Keeping It Real at the Grocery Store
This post contains lethal doses of sarcasm if read irresponsibly.
I stand before a vast selection of granola in the snack aisle—Maple Sea Salt, Cranberry Almond, Coconut Spice, Lemon Blueberry, Cinnamon Raisin, Honey Oat, Apple Blueberry—an endless expanse of my daily source of fiber. I deliberate for a solid few minutes, unsure of what flavor I would like to kick off my mornings this week. Another woman enters my vicinity, a stunning and well-heeled type.
She is polished and preened, hair coiffed with expensive-looking athleisure that has molded to her sculpted body like a recently-applied coat of Flex Seal. A Gucci bag is situated snugly on the hook of her right elbow. Ugh, the pomposity of this woman, or really any rich and snooty woman at the grocery store. She needs to be taken down a peg, so I approach her to engage in what could be described as a lady neg.

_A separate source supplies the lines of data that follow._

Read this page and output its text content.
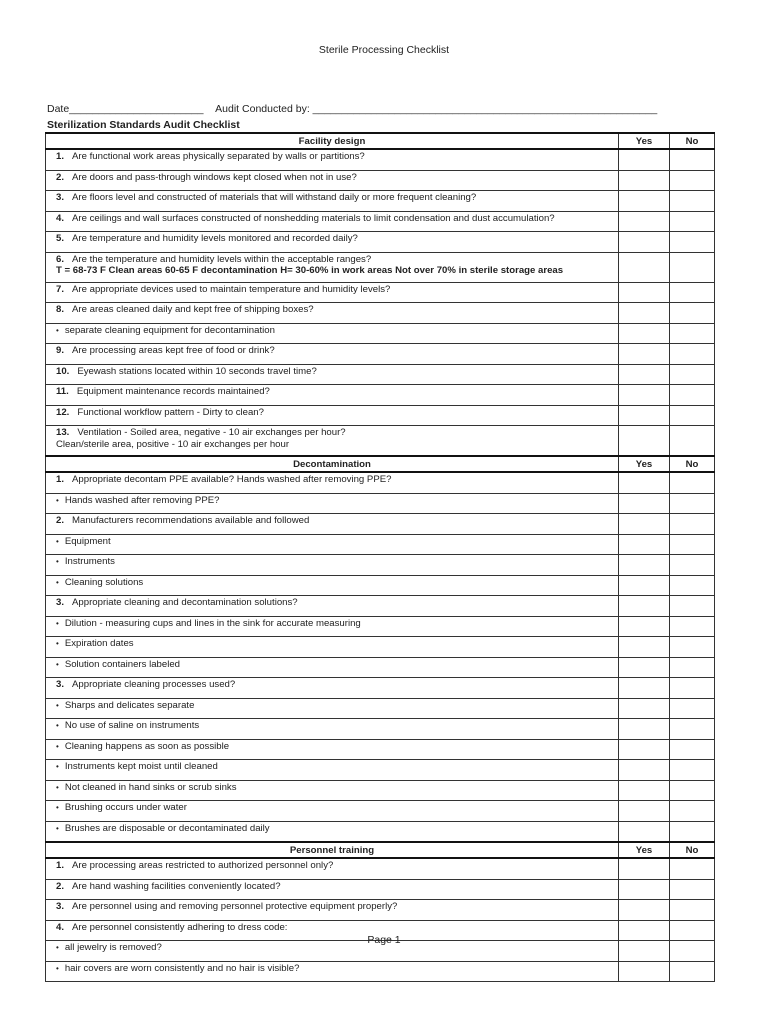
Sterile Processing Checklist
Date_______________________ Audit Conducted by: ___________________________________________________________
Sterilization Standards Audit Checklist
Facility design	Yes	No
1. Are functional work areas physically separated by walls or partitions?		
2. Are doors and pass-through windows kept closed when not in use?		
3. Are floors level and constructed of materials that will withstand daily or more frequent cleaning?		
4. Are ceilings and wall surfaces constructed of nonshedding materials to limit condensation and dust accumulation?		
5. Are temperature and humidity levels monitored and recorded daily?		
6. Are the temperature and humidity levels within the acceptable ranges?
T = 68-73 F Clean areas 60-65 F decontamination H= 30-60% in work areas Not over 70% in sterile storage areas		

7. Are appropriate devices used to maintain temperature and humidity levels?		
8. Are areas cleaned daily and kept free of shipping boxes?		
• separate cleaning equipment for decontamination		
9. Are processing areas kept free of food or drink?		
10. Eyewash stations located within 10 seconds travel time?		
11. Equipment maintenance records maintained?		
12. Functional workflow pattern - Dirty to clean?		
13. Ventilation - Soiled area, negative - 10 air exchanges per hour?
Clean/sterile area, positive - 10 air exchanges per hour		

Decontamination	Yes	No
1. Appropriate decontam PPE available? Hands washed after removing PPE?		
• Hands washed after removing PPE?		
2. Manufacturers recommendations available and followed		
• Equipment		
• Instruments		
• Cleaning solutions		
3. Appropriate cleaning and decontamination solutions?		
• Dilution - measuring cups and lines in the sink for accurate measuring		
• Expiration dates		
• Solution containers labeled		
3. Appropriate cleaning processes used?		
• Sharps and delicates separate		
• No use of saline on instruments		
• Cleaning happens as soon as possible		
• Instruments kept moist until cleaned		
• Not cleaned in hand sinks or scrub sinks		
• Brushing occurs under water		
• Brushes are disposable or decontaminated daily		
Personnel training	Yes	No
1. Are processing areas restricted to authorized personnel only?		
2. Are hand washing facilities conveniently located?		
3. Are personnel using and removing personnel protective equipment properly?		
4. Are personnel consistently adhering to dress code:		
• all jewelry is removed?		
• hair covers are worn consistently and no hair is visible?		
Page 1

“Excuse me, are you the manager?”
Her jaw drops as if it was an elevator with its cables severed. She hurries away without saying a word. Some may describe this as jealousy, or acting out of intimidation, or petty, or passive-aggressive, or a feminist war crime. I like to think of myself as an egalitarian just keeping things real.
At one of the check-out lines, I see a petulant child throwing a tantrum. I will stare at them and mock cry too.
These are people whose basic theme is, "Whatever I'm doing is more important than whatever you're doing, at any given moment."
Again, hilarious. Another cause for a meltdown: How dare you put your cart just where my crunchy oats are! And they huff and puff and give you icy stare. I always wait an extra minute and say, "oh, did you want to get in here?"